For generations now, the business jargon book has been filled with various commandments such as ‘the customer is always right’ and ‘the consumer is king’. But how cemented are these phrases in a company’s business policy? Is the consumer really king when it comes to the products and services that they receive?
Streaming website Spotify has recently been cast in the spotlight over the removal of singer Taylor Swift’s entire back catalogue. Of course, this was due to her own beliefs and concerns (particularly when it comes to the sales of newly released album, ‘1989’), but it still hasn’t prevented fans, and Spotify itself, begging for her return.
It seems that, to use the classic Adam Smith analogy, excess demand hasn’t been met with excess supply. Better yet, the consumer has been teased with it, only for the carrot at the end of the string to be yanked away. But what happens when supply and demand are flipped?
To cast back even further in time, take the recent controversy surrounding U2’s recent album, ‘Songs of Innocence’. The band collaborated with industry leader, Apple, to release their LP to all user accounts of Apple product, iTunes. Whilst some saw this as a stunt to increase their album sales (considering their last album sold five million records in its first five months, the band may not need a stunt), most users were frustrated that the band presumed all iTunes users liked U2.

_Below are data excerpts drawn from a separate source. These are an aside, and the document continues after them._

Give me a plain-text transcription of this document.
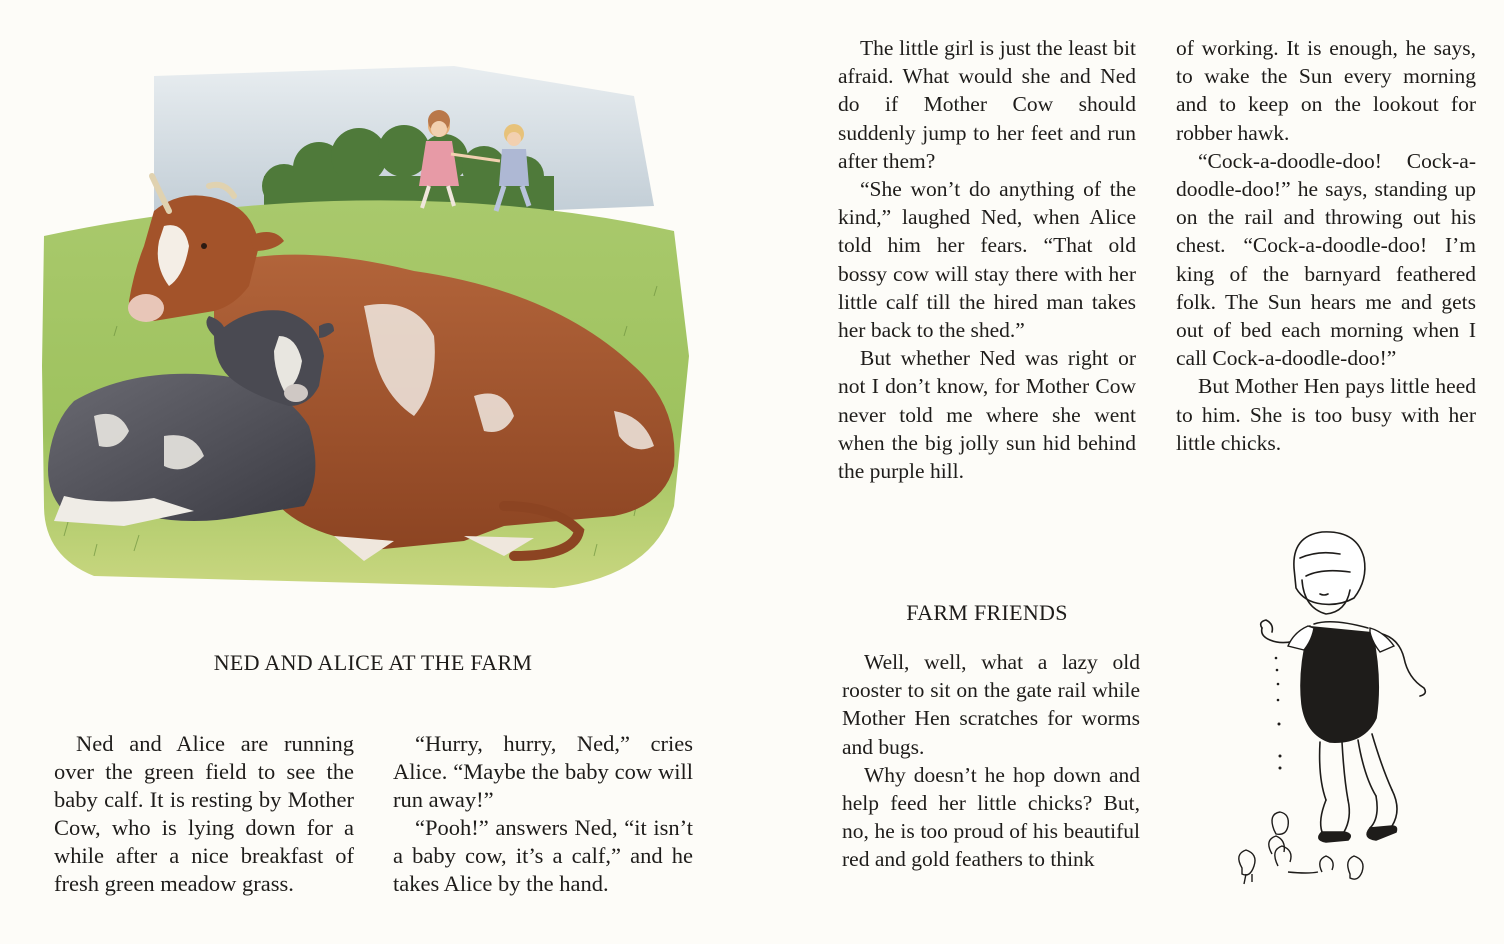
NED AND ALICE AT THE FARM

Ned and Alice are running over the green field to see the baby calf. It is resting by Mother Cow, who is lying down for a while after a nice breakfast of fresh green meadow grass.

“Hurry, hurry, Ned,” cries Alice. “Maybe the baby cow will run away!”

“Pooh!” answers Ned, “it isn’t a baby cow, it’s a calf,” and he takes Alice by the hand.

The little girl is just the least bit afraid. What would she and Ned do if Mother Cow should suddenly jump to her feet and run after them?

“She won’t do anything of the kind,” laughed Ned, when Alice told him her fears. “That old bossy cow will stay there with her little calf till the hired man takes her back to the shed.”

But whether Ned was right or not I don’t know, for Mother Cow never told me where she went when the big jolly sun hid behind the purple hill.

FARM FRIENDS

Well, well, what a lazy old rooster to sit on the gate rail while Mother Hen scratches for worms and bugs.

Why doesn’t he hop down and help feed her little chicks? But, no, he is too proud of his beautiful red and gold feathers to think

of working. It is enough, he says, to wake the Sun every morning and to keep on the lookout for robber hawk.

“Cock-a-doodle-doo! Cock-a-doodle-doo!” he says, standing up on the rail and throwing out his chest. “Cock-a-doodle-doo! I’m king of the barnyard feathered folk. The Sun hears me and gets out of bed each morning when I call Cock-a-doodle-doo!”

But Mother Hen pays little heed to him. She is too busy with her little chicks.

Here, excess supply wasn’t welcomed by a warm embrace of excess demand – quite the opposite, in fact. As elementary as the economics of these examples may seem, they both work together to pose a question – what power does the consumer really have when it comes to the products that they buy?
Arguably, as much as the consumer drives the market through their consumption and use of products and services, the control that they have over it is only so much. Individuals and companies have vested interests and beliefs that, in some circumstances, are naturally placed above the consumer.
Take free websites such as Facebook. Whilst the social media platform works to connect friends and family, it takes the foremost stance of being a business that, much to its users’ dismay, has to create revenue. After all, it doesn’t keep quiet about the popular social media platform being an essential business tool in regards to advertising.
Ultimately, the consumer can’t shift the needs of a business or an individual – if they want to reap the benefits of being king, then they may need to move their royalty elsewhere. On the bright side, Taylor Swift’s back catalogue is still available for the likes of YouTubers, if fans of the singer want to take something positive away from this article.